Şirinler eski güzel ve mutlu günleri tamamen unutmuşa benziyorlardı. Her biri bir beton parçasına tıkılıp kalmayı bir şekilde kabul etmiş, mantar evlerini kendi elleriyle yıkmışlardı. Daha önce bu topraklarda adı bile anılmayan para, şu anda bu şantiyede hüküm sürüyor, zavallı şirinlerinin hayatlarını, yaşama sevinçlerini ipotek altına alıyordu. Şirinköy’ün tüm değerleri yanısıra Gargamel’in geçmişte yaptıkları kötülükler de tamamen unutulmuş, tüm bunlar belli ki bir kağıt parçasına kurban edilmişti. Sadece on senede meydana gelen bu çarpıcı dönüşüm Şirin Baba’yı fena afallatmıştı.
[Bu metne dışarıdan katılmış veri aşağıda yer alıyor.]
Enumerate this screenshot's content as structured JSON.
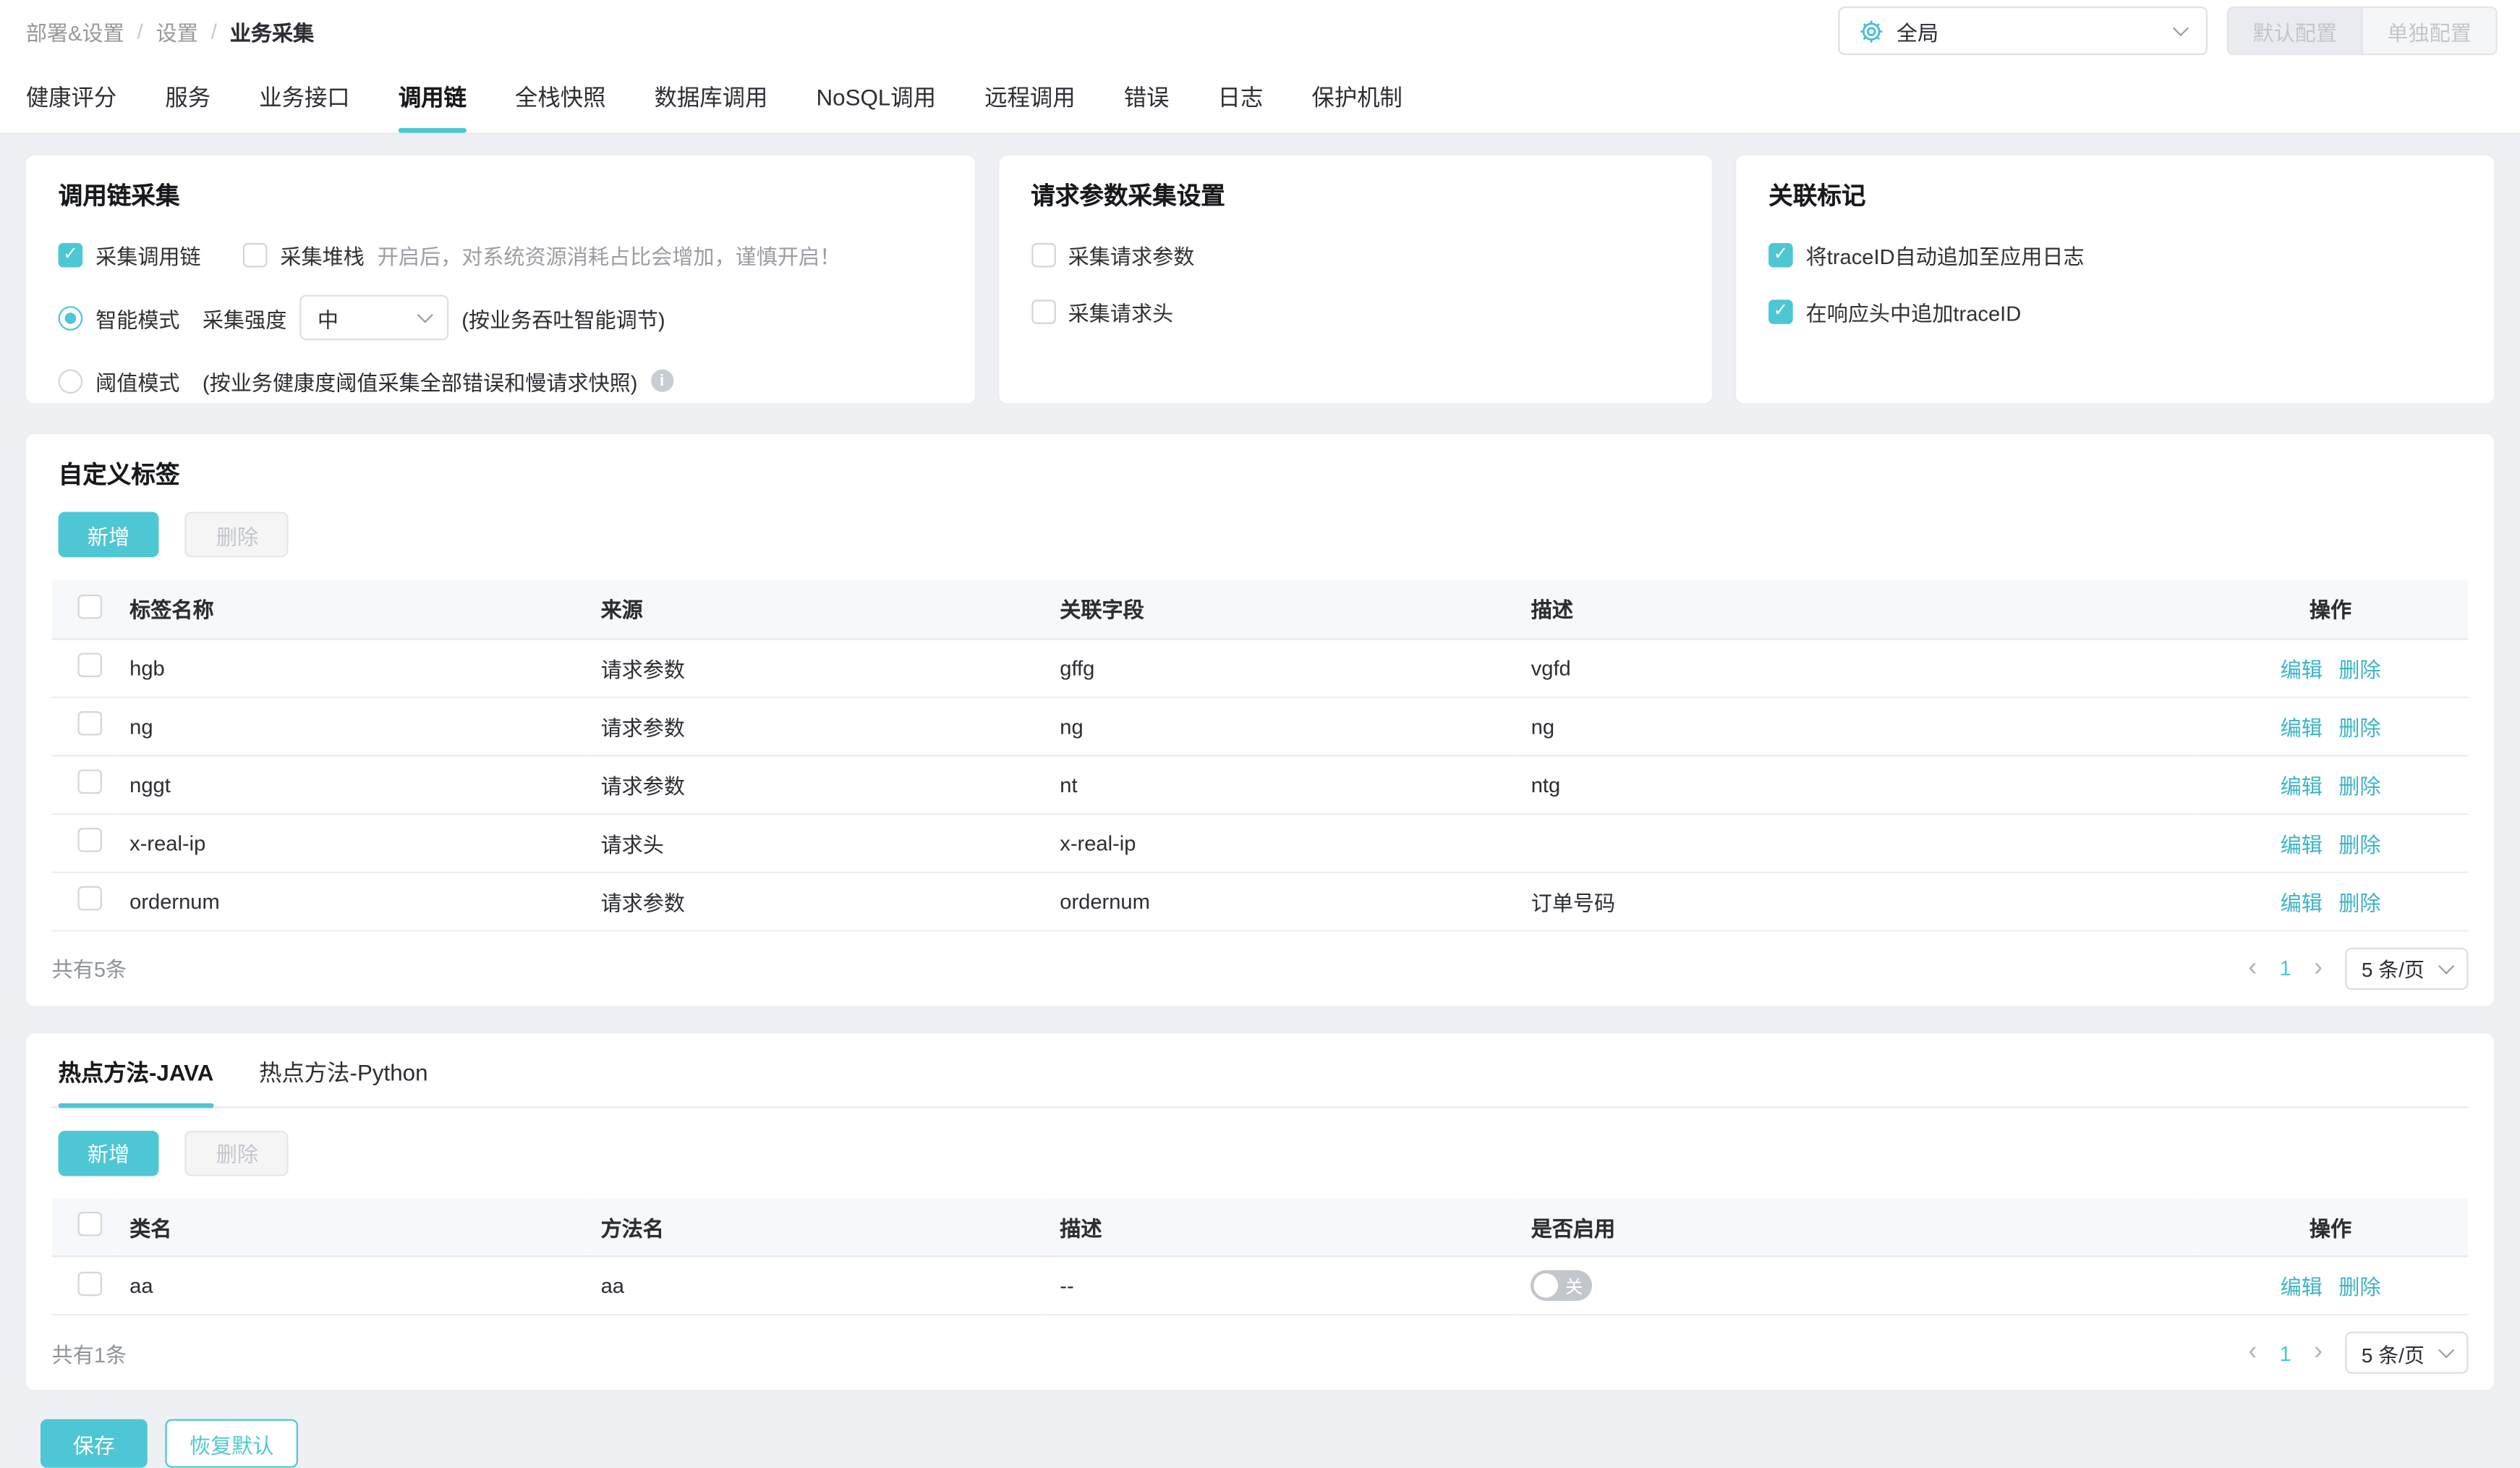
{
  "colors": {
    "accent": "#4dc7d3",
    "link": "#3cb4c7",
    "page_bg": "#eef0f4"
  },
  "breadcrumb": {
    "items": [
      "部署&设置",
      "设置",
      "业务采集"
    ],
    "separator": "/"
  },
  "header": {
    "scope_select": {
      "value": "全局",
      "icon": "gear-icon"
    },
    "config_buttons": [
      "默认配置",
      "单独配置"
    ]
  },
  "tabs": {
    "items": [
      "健康评分",
      "服务",
      "业务接口",
      "调用链",
      "全栈快照",
      "数据库调用",
      "NoSQL调用",
      "远程调用",
      "错误",
      "日志",
      "保护机制"
    ],
    "active": "调用链"
  },
  "panels": {
    "trace_collection": {
      "title": "调用链采集",
      "collect_trace_label": "采集调用链",
      "collect_trace_checked": true,
      "collect_stack_label": "采集堆栈",
      "collect_stack_checked": false,
      "stack_hint": "开启后，对系统资源消耗占比会增加，谨慎开启！",
      "smart_mode_label": "智能模式",
      "smart_mode_selected": true,
      "intensity_label": "采集强度",
      "intensity_value": "中",
      "smart_hint": "(按业务吞吐智能调节)",
      "threshold_mode_label": "阈值模式",
      "threshold_mode_selected": false,
      "threshold_hint": "(按业务健康度阈值采集全部错误和慢请求快照)",
      "info_icon": "i"
    },
    "request_params": {
      "title": "请求参数采集设置",
      "options": [
        {
          "label": "采集请求参数",
          "checked": false
        },
        {
          "label": "采集请求头",
          "checked": false
        }
      ]
    },
    "trace_mark": {
      "title": "关联标记",
      "options": [
        {
          "label": "将traceID自动追加至应用日志",
          "checked": true
        },
        {
          "label": "在响应头中追加traceID",
          "checked": true
        }
      ]
    }
  },
  "custom_tags": {
    "title": "自定义标签",
    "add_label": "新增",
    "delete_label": "删除",
    "columns": [
      "标签名称",
      "来源",
      "关联字段",
      "描述",
      "操作"
    ],
    "rows": [
      {
        "name": "hgb",
        "source": "请求参数",
        "field": "gffg",
        "desc": "vgfd"
      },
      {
        "name": "ng",
        "source": "请求参数",
        "field": "ng",
        "desc": "ng"
      },
      {
        "name": "nggt",
        "source": "请求参数",
        "field": "nt",
        "desc": "ntg"
      },
      {
        "name": "x-real-ip",
        "source": "请求头",
        "field": "x-real-ip",
        "desc": ""
      },
      {
        "name": "ordernum",
        "source": "请求参数",
        "field": "ordernum",
        "desc": "订单号码"
      }
    ],
    "edit_label": "编辑",
    "del_label": "删除",
    "total_text": "共有5条",
    "pagination": {
      "prev": "‹",
      "current": "1",
      "next": "›",
      "page_size": "5 条/页"
    }
  },
  "hot_methods": {
    "tabs": [
      "热点方法-JAVA",
      "热点方法-Python"
    ],
    "active_tab": "热点方法-JAVA",
    "add_label": "新增",
    "delete_label": "删除",
    "columns": [
      "类名",
      "方法名",
      "描述",
      "是否启用",
      "操作"
    ],
    "rows": [
      {
        "class_name": "aa",
        "method": "aa",
        "desc": "--",
        "enabled": false,
        "toggle_label": "关"
      }
    ],
    "edit_label": "编辑",
    "del_label": "删除",
    "total_text": "共有1条",
    "pagination": {
      "prev": "‹",
      "current": "1",
      "next": "›",
      "page_size": "5 条/页"
    }
  },
  "footer": {
    "save_label": "保存",
    "reset_label": "恢复默认"
  }
}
‘Şirinlerimi kurtarmalıyım ! Köyün yok olmasına izin vermemeliyim ama ölmüşüm elimden ne gelir, ne gelir !’ diye dertlenen Şirin Baba, işte tam o anda bacağında çok büyük bir acı hissetti. Azman nihayet onu bacağından yakalamış tüm gücüyle ısırıyor, adeta yaptığından keyif alarak et koparmak istiyordu.
Bağırarak kan ter içinde uyandı, eli kendiliğinden bacağına uzandı. Kırmızı pantolonu tam da rüyasında ısırıldığı yerden yırtılmış, Terzi Şirin’e iş çıkmıştı. ‘Şirin aşkına ! Düş içinde gerçek, gerçek içinde düş’ dedi, ama şimdi bunlarla kaybedecek zamanı yoktu. Artık ‘unutkanlığı’ engelleyen iksiri düşündüğünden çok daha çabuk yapması gerektiğinin ayırdına varmıştı. Durmaksızın çalışıyor, rüyası bir an olsun aklından çıkmıyordu. İksiri tamamlamayı başarabilirse, şirinler şirinliklerini ve değerlerini unutmadan Şirinköy’de şirince yaşamaya devam edebileceklerdi.
Yorucu çalışmaların, başarısız onlarca denemenin ardından nihayet tamamladığı iksiri elindeki kulplu behere haklı bir gururla dolduruyordu. Bir an evvel kafasındaki bu formülü kağıda da dökmeli, gelecek nesillere bırakmalıydı. Ama işte ne olduysa tam da o anda oldu. Önce bir kol uyuşması hissetti, ardından da şiddetli bir kalp ağrısı. Artık yolun sonuna gelmişti, belli ki kadim dostu Zaman Baba bile ona bir iyilik yapacak durumda değildi. Düştüğünde elindeki beher, Şirinköy ve şirinler için kurduğu hayaller gibi tuzla buz oldu. Yerde can çekişirken ‘şirin aşkına… sadece bir rüyaydı, öyle olmayacak biliyorum..biliyorum…şirinlerim…’ sözleri dudaklarından döküldü, iyimserlikle gülümsemeye çalıştı. Başı yavaşça sol tarafa devrildi, gözünün hizasında cam parçaları ve tahta deney masasının eskimiş ayakları vardı. Şirin Baba, inanmak istemediği o rüyayı, o anda unutmuş olmayı her şeyden çok isteyerek son nefesini verdi.
Ertesi sabah Şirin Baba’nın cesediyle karşılaşan şirinler, ömürleri boyunca başlarına gelebilecek en kötü şeyin bu ölüm olduğunu düşünmüşlerdi.